As the American public and the Obama administration push the government to post more public data online, federal agencies are struggling with how to do so, and how to make that data available in a form that's usable to the public and to third-party developers who want to use the data for their own Web applications and services.

 

Microsoft sees an opening and has introduced what it's calling the Open Government Data Initiative, a program to help government agencies host their data on Microsoft's forthcoming Windows Azure cloud computing platform and make it available to developers via a programmatic API.

 

Microsoft is releasing a free, open source software development kit that gives agencies, or third parties with access to that data, the tools they need to host their data in Azure and provide programmatic interfaces to the data via REST. By default, OGDI churns out data in the Atom format, which can be consumed in any number of ways, including but not limited to .Net, Ruby, PHP, and Python. OGDI can also handle geospatial data.

 

The company is also asking government agencies that don't want to deal with the SDK to send their data sets to Microsoft?whether by e-mail, FTP, or any other method?and Microsoft will then host them directly.
A number of demonstration data sets are up on a reference beta site for OGDI, including a number of data sets on Washington, D.C. (like building permit and crime locations) and per diem spending rates for the General Services Administration.
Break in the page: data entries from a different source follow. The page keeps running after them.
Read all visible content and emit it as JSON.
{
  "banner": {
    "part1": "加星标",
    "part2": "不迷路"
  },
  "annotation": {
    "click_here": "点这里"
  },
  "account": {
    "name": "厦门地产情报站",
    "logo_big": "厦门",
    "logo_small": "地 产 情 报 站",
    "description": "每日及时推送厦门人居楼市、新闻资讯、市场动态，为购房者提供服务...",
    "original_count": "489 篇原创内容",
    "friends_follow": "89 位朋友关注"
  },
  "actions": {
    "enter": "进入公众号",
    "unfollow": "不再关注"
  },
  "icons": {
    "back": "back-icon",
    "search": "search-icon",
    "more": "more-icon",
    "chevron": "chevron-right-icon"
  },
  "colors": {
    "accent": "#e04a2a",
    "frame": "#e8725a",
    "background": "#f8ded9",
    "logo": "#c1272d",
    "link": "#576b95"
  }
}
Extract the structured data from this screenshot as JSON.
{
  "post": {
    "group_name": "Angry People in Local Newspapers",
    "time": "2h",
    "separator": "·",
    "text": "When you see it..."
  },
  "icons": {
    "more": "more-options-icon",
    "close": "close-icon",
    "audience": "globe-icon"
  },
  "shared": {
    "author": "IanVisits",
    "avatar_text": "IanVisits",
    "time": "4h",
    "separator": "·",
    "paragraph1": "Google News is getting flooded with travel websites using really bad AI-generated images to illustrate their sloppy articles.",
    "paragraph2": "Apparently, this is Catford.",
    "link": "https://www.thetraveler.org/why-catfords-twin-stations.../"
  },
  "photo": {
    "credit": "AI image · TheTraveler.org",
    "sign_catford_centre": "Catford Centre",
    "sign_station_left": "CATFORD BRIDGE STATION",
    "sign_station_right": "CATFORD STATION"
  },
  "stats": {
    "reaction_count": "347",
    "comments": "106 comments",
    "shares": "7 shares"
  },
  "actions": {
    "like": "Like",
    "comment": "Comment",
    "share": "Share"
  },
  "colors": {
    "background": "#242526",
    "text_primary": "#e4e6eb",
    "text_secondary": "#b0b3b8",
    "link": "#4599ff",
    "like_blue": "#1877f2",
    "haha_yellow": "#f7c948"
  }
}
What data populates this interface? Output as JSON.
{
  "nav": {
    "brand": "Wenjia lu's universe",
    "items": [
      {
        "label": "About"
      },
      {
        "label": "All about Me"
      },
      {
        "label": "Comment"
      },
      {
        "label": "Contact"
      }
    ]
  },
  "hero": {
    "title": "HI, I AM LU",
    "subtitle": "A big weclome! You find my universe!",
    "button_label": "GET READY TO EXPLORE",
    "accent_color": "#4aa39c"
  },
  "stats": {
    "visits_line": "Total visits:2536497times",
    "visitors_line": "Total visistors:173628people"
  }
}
If the data has associated location data, Microsoft's beta site also shows how the government data can be mapped onto a Live Map.

 

"I think the trend we are seeing is that government agencies, especially with nonsensitive data, ... don't have the computing capacity or power to host it internally nor the funding means to support it," said Susie Adams, CTO of Microsoft's federal civilian agency business, in an interview. OGDI, she implied, would offer a cheaper place to store that data and a less development-intensive way to give developers and the public access to that data.